Steel imploding…Everyone ordering ships from South bloody Korea, wherever that is, instead of the Tyne and the Clyde…Comrade Scargill threatening revolution…it’s difficult to see how it can’t have a knock-on effect on frozen crispy pancakes and fish fingers, in the long run. Alice and I do worry, you know.’
‘Well,’ Dad leant back, ‘it’s very good of you and Alice to worry, Brian, but the retailing sector is holding its own and Greenland is robust.’
‘Very glad to hear it, Michael. Very glad indeed.’
(So was I. Gavin Coley’s dad was laid off by Metalbox in Tewkesbury. His birthday at Alton Towers was cancelled, Gavin Coley’s eyes sunk into his skull a few millimetres and a year later his parents got divorced. Kelly Moran told me his dad’s still on the dole.)
Hugo wore a thin leather cord around his neck. I wanted one.
When the Lambs visit, salt and pepper magically turn into ‘the condiments’. Dinner was prawn cocktails in wine glasses for starters, lamb chops with chef’s hats with Duchesse potatoes and braised celery for main, and a Baked Alaska for ‘dessert’, not ‘afters’. We use the mother-of-pearl napkin rings. (Dad’s dad brought them back from Burma on the same voyage he got the Omega Seamaster I smashed in January.) Before starting the starters, Uncle Brian opened the wine he’d brought. Julia and Alex got a whole glass, Hugo and me just half, ‘and a whistle-wetter for you, Nigel.’
Aunt Alice did her usual toast, ‘To the Taylor and Lamb dynasties!’
Uncle Brian did his usual ‘Here’s looking at you, kid!’
Dad pretended to find that rather amusing.
We all clinked glasses (except Alex) and took a sip.

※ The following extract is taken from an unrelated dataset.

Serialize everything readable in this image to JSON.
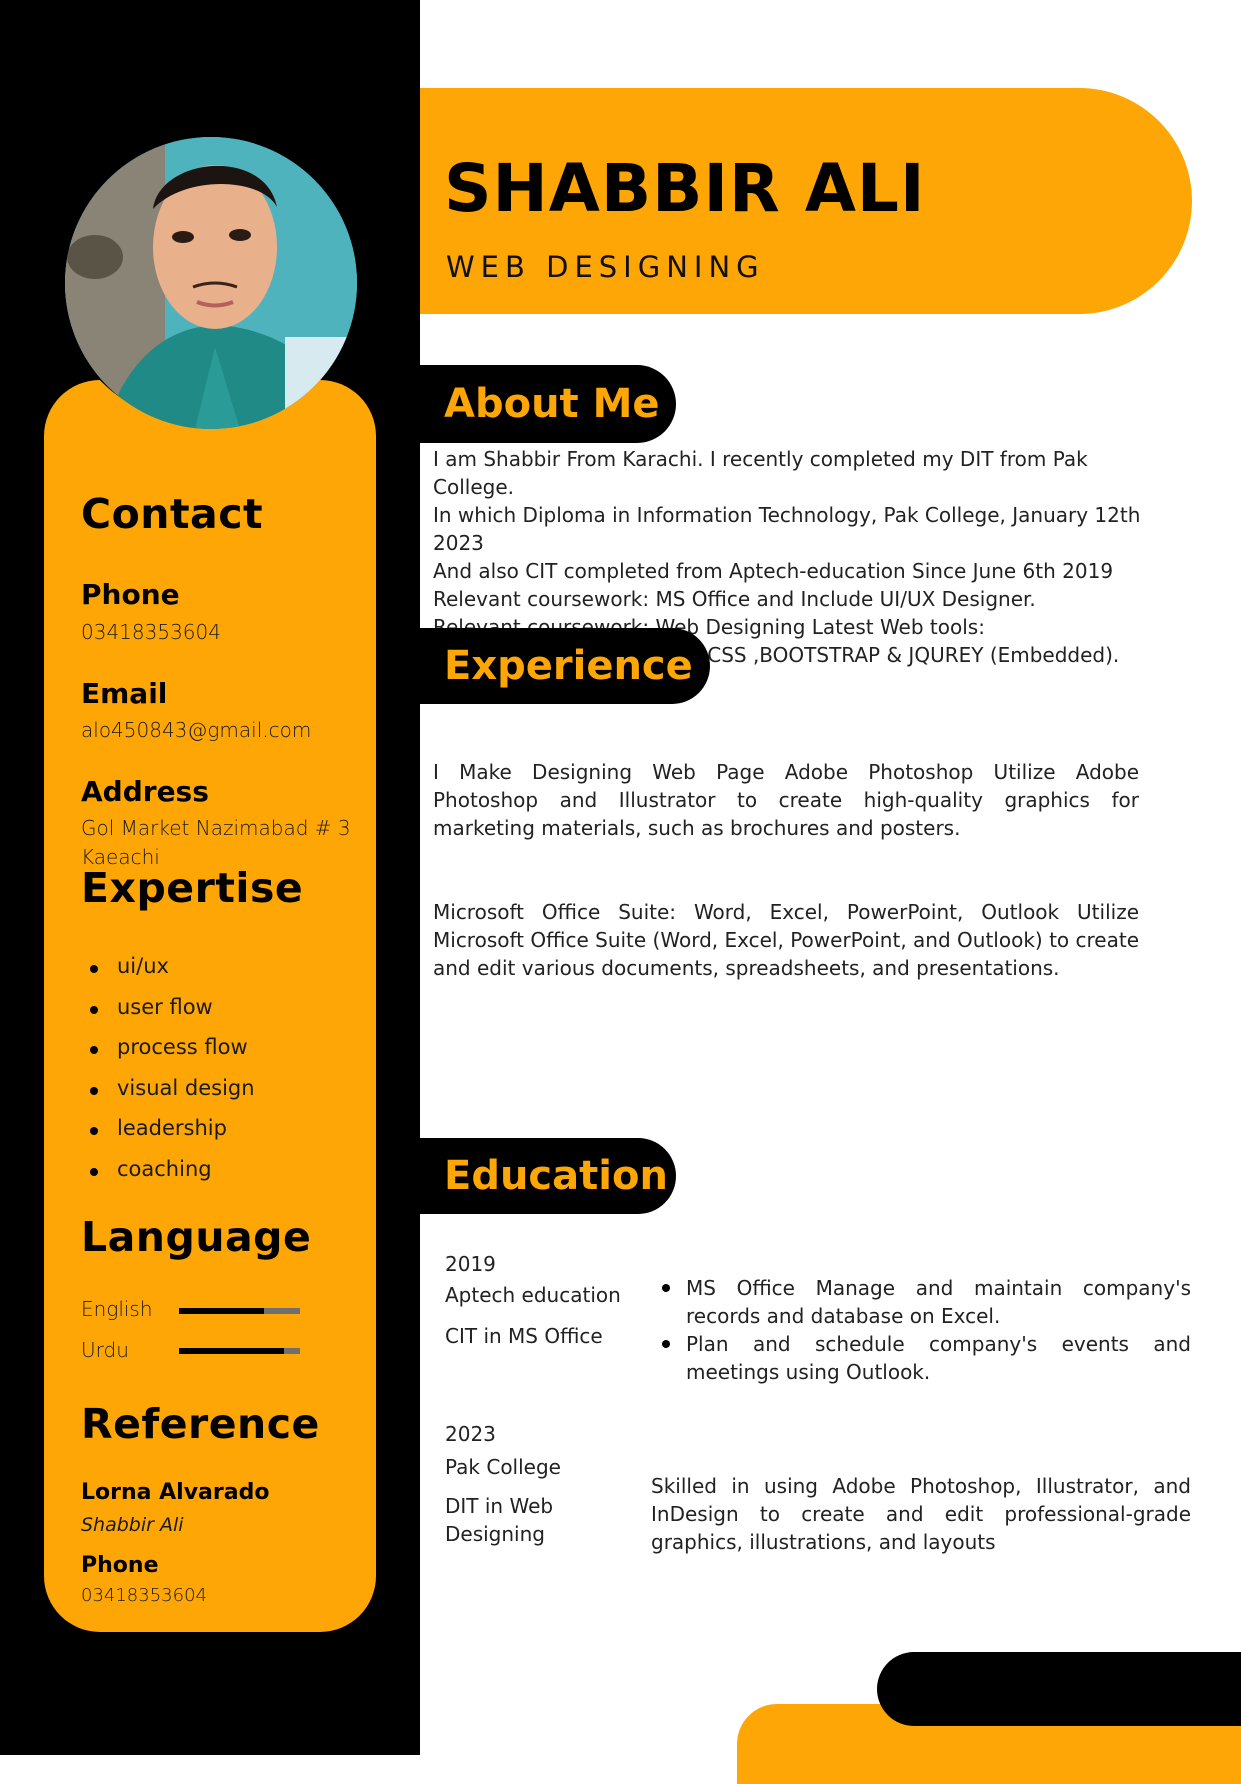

Dad is guaranteed to hold his wineglass up to the light and say, ‘Very easy to drink!’ He didn’t let us down today. Mum shot him a look, but Dad never notices. ‘I’ll say this much for you, Brian. You can’t half choose a decent plonk.’
‘Fabulous to earn your stamp of approval, Michael. Treated myself to a crate of the stuff. Comes from a vineyard near that charming cottage we rented in the lakes last year.’
‘Wine? The Lake District? Cumbria? Oh, I think you’ll find you’re mistaken there, Brian.’
‘No, no, Michael, not the English lakes, the Italian lakes. Lombardy.’ Uncle Brian whirlpooled his wine round his glass, snuftered it and glugged it back. ‘Nineteen seventy-three. Blackberryesque, melony, oaky. I concur with your expert judgement, though, Michael. Not a bad little vintage.’
‘Well,’ said Mum, ‘dig in, everyone!’
After the first round of ‘delicious!’es Aunt Alice said, ‘It’s been all go at school this term, hasn’t it, boys? Nigel’s the captain of the chess club.’
‘President,’ said Nigel, ‘actually.’
‘Beg pudding! Nigel’s the president of the chess club. And Alex is doing incredible things with the school computer, aren’t you, Alex? I can’t even set the video recordery doo-dah, but—’
‘Alex’s streets ahead of his teachers,’ said Uncle Brian, ‘truth be told. What is it you’re doing with it, Alex?’
‘FORTRAN. BASIC.’ Alex spoke like it hurt him. ‘PASCAL. Z-80 Code.’
‘You must be ever so intelligent,’ said Julia, so brightly I couldn’t tell if she’d said it sarkily or not.
‘Oh, you bet Alex is intelligent,’ said Hugo. ‘The brain of Alexander Lamb is the final frontier of British science.’
Alex glared at his brother.
‘There’s a real future in computering.’ Dad loaded his spoon with prawns. ‘Technology, design, electric cars. That’s what schools should be teaching. Not all this “wandered lonely as a cloud” guff. Like I was telling Craig Salt – he’s our MD at Greenland – just the other—’
‘Couldn’t agree with you more, Michael,’ Uncle Brian made a face like an evil mastermind announcing his plan for world domination, ‘which is why Alex is getting a hot-off-the-press twenty-pound note for every grade A this year, and a ten-pound note for every B – to buy his very own IBM.’ (My jealousy throbbed like toothache. Dad says paying your kids to study is ‘derelict’.) ‘Nothing beats the profit motive, right?’
Mum stepped in. ‘And how about you, Hugo?’
At last I could study Hugo without pretending not to.
‘Mainly,’ Hugo took a sip of water, ‘I’ve had some lucky races in the canoeing team, Aunt Helena.’
‘Hugo,’ Uncle Brian burped, ‘has showered himself in glory! By rights he should be the head honcho oarsman chappie, but some stuffed fat-arsed governor – oops, pardon my French – who owns half of Lloyd’s Insurance threatened to kick up a stink if his own Little Lord Herbert Bonks wasn’t appointed. What’s that child’s name again, Hugo?’